Fossil material from this area has been documented in Han & Runnegar (1992) (Science 257: 232-235).  The samples shown below are from the same locality cited in the Han & Runnegar (1992) paper.  They come from the Empire Mine, an open-pit iron mine exploiting the Negaunee Fe-Fm.  The Empire Mine is just northwest of the town of Palmer & southeast of the town of Ishpeming, in Marquette County (western UP of Michigan).  Pit location: 46° 27’ 18” North, 87° 36’ 32” West.

 

The first two specimens shown below were collected in the late 1990s by an Empire Iron Mine employee.  The next four samples were collected in the late 1980s by the Potomac Museum Group (Minneapolis, Minnesota, USA).

 

What does Grypania represent?  The safest identification is that they are eucaryotes (Domain Eucaryota).  In a generalized way, they are often simply referred to as fossil algae.

 

Grypania spiralis (or Grypania cf.

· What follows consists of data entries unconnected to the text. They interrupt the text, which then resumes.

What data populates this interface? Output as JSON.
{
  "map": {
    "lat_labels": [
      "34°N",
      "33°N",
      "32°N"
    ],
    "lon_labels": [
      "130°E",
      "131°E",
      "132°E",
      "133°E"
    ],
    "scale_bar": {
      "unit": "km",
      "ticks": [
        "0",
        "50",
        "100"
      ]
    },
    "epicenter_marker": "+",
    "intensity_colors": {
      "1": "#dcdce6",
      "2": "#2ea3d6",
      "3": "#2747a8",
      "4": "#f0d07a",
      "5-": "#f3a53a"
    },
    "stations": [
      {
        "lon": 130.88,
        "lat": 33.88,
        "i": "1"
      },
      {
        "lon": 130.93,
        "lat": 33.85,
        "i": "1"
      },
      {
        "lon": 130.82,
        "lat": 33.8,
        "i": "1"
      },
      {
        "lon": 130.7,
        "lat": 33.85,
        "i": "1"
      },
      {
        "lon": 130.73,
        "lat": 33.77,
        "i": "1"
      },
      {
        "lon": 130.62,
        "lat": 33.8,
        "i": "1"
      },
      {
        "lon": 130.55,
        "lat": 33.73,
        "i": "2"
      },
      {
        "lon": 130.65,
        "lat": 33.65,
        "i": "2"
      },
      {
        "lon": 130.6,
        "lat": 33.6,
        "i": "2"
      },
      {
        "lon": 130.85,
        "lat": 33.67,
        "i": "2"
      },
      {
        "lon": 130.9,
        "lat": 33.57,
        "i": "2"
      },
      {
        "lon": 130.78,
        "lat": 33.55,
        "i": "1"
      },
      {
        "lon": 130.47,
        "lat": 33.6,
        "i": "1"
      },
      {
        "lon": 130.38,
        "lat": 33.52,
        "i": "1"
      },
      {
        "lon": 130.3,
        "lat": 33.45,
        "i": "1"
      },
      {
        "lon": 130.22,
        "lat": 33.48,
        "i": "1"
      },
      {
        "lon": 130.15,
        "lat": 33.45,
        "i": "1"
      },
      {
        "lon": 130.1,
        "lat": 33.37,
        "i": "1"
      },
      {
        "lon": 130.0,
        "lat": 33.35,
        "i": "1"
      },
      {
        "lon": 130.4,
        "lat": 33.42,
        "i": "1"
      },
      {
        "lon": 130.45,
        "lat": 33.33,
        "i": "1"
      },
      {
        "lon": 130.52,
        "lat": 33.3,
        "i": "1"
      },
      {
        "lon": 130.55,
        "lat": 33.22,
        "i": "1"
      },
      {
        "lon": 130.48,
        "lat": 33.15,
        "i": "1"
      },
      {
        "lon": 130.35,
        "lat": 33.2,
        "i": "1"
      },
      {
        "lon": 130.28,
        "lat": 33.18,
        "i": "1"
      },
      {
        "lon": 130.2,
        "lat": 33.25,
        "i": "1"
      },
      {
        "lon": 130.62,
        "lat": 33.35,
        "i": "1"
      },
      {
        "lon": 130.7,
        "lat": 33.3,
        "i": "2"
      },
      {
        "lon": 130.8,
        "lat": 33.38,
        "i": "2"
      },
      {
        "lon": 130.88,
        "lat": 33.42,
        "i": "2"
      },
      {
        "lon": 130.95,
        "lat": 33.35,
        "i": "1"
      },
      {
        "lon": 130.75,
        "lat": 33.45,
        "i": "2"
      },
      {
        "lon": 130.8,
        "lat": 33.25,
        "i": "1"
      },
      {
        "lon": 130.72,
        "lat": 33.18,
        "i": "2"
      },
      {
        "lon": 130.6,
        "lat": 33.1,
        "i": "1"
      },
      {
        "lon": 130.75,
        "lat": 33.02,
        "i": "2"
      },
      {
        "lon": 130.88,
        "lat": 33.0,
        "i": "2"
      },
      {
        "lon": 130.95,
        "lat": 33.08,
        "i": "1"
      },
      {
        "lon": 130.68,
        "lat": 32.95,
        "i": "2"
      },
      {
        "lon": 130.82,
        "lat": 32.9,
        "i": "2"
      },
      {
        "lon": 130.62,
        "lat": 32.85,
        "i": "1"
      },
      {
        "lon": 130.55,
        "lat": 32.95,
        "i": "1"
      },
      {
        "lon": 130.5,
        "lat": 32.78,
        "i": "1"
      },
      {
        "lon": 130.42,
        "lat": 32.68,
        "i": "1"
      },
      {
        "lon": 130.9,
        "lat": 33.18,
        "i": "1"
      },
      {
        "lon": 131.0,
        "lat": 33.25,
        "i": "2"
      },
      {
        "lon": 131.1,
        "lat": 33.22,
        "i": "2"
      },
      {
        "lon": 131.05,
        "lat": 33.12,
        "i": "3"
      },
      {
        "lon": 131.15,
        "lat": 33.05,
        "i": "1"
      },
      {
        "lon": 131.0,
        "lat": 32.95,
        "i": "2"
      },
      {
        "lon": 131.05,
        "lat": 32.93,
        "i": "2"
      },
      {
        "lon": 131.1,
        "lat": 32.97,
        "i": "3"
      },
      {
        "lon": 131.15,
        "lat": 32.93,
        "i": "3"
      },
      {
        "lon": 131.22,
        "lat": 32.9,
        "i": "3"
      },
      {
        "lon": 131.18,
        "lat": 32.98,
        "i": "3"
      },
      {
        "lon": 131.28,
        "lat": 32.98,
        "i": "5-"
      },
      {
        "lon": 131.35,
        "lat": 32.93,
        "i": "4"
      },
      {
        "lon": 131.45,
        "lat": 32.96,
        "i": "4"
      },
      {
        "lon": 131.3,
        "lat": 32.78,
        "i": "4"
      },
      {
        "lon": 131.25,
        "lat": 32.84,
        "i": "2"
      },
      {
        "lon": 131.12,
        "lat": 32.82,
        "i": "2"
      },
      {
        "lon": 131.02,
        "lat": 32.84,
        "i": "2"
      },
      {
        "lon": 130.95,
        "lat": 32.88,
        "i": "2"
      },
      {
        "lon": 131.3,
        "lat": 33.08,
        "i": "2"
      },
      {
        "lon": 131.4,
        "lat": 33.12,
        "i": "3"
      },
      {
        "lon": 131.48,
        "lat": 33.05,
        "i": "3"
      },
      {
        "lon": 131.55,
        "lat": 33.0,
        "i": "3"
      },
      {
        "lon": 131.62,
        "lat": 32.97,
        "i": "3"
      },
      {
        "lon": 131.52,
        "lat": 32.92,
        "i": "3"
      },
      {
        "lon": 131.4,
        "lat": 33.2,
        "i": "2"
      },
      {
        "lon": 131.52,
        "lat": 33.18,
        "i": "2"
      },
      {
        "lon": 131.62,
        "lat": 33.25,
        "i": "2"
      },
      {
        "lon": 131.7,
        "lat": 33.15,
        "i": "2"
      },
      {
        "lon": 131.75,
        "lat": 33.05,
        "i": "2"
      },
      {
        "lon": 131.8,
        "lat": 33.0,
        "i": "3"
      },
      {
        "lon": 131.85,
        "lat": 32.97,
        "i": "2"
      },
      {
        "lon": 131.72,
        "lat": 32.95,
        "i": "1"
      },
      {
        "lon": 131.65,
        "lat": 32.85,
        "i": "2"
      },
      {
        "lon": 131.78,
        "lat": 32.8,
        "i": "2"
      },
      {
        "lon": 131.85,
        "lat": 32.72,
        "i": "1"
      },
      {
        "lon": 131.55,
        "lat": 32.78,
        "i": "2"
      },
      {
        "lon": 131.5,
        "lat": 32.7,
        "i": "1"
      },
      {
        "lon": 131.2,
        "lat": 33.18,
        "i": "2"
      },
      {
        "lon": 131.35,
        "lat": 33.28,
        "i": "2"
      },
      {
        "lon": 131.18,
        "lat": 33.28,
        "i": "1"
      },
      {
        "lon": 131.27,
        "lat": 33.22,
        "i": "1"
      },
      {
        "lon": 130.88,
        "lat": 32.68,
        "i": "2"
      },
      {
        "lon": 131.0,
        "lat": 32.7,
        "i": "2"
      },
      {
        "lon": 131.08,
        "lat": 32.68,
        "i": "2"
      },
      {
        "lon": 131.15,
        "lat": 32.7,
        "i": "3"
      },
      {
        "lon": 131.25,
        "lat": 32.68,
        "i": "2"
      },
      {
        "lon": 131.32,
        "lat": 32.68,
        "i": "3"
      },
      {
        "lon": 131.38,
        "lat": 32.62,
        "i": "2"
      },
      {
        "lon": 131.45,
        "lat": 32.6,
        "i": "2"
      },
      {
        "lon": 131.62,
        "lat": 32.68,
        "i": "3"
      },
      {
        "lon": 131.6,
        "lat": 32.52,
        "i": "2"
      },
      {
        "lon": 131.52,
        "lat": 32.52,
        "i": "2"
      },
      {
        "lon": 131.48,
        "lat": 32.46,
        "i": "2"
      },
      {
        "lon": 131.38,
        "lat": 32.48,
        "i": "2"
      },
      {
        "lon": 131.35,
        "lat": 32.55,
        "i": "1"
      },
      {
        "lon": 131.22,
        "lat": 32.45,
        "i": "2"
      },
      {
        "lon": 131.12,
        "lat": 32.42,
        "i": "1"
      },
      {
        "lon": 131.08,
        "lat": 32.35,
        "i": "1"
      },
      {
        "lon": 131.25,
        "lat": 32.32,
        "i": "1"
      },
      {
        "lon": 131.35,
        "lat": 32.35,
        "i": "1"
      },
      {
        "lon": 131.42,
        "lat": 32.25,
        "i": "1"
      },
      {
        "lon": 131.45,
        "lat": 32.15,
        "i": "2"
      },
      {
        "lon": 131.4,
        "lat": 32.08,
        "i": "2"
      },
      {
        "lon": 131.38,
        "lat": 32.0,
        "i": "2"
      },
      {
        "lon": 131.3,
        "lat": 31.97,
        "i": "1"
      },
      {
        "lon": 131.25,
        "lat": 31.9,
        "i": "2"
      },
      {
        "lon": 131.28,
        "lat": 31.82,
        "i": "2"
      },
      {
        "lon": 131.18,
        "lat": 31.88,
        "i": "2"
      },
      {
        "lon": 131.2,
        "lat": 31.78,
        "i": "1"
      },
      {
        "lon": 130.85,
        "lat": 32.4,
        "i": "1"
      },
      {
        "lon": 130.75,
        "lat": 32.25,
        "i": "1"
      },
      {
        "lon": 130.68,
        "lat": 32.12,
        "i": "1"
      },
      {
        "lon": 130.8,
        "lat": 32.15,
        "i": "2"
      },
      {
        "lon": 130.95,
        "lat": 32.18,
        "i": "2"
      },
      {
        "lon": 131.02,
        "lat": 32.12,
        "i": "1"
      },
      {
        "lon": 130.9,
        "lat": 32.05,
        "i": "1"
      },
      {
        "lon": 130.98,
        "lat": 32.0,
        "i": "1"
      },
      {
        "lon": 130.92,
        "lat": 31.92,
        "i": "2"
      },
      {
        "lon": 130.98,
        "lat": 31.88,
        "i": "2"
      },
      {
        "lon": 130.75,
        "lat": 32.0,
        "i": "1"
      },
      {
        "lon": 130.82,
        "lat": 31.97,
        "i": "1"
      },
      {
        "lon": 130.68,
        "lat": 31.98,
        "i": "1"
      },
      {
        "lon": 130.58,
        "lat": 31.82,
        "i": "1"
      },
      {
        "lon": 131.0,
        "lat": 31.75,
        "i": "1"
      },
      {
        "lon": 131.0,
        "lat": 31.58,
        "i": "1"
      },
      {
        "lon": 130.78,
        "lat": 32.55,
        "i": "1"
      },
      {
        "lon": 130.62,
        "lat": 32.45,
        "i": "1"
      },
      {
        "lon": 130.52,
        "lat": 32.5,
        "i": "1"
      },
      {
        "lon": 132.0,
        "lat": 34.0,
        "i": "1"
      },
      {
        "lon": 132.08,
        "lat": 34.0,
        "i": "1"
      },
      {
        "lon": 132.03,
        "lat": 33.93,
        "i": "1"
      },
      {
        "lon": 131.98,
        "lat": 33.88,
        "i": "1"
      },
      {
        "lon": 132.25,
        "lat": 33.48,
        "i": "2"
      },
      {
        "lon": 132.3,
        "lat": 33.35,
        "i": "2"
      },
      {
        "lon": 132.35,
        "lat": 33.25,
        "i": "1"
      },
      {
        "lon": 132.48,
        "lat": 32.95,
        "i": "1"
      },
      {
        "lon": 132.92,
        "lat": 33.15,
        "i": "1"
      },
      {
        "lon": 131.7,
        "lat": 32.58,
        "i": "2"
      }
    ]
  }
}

Grypania spiralis) - several specimens in gray, finely-laminated, iron-rich mudshale from the Negaunee Iron-Formation of Ishpeming, UP of Michigan, USA.  The largest specimen (at lower right) is about 2.4 cm at its widest.

 


 

Grypania spiralis ribbons on reddish-brown, finely-laminated taconite.  The large fossil ribbon fragment at left is about 1 mm wide.

 


 

Grypania spiralis ribbons on gray, finely-laminated, iron-rich mudshale (slab is 9.0 cm across).  Each fossil ribbon is ~0.5 to 0.6 mm wide.

 


 

Grypania spiralis ribbon on taconitic mudshale, 2.5 cm across at its widest.  Ribbon is ~0.6 mm wide.

 


 

Grypania spiralis ribbons on taconite (field of view ~5.4 cm across).

 


 

Grypania spiralis ribbons on finely-laminated taconitic mudshale (field of view ~2.9 cm across).

 


 

Grypania spiralis from the 2.11 b.y. (or 1.874 b.y.) Negaunee Iron-Formation at the Empire Mine, Negaunee, Upper Peninsula of Michiga, USA (FMNH PP 45972, Field Museum of Natural History, Chicago, Illinois, USA).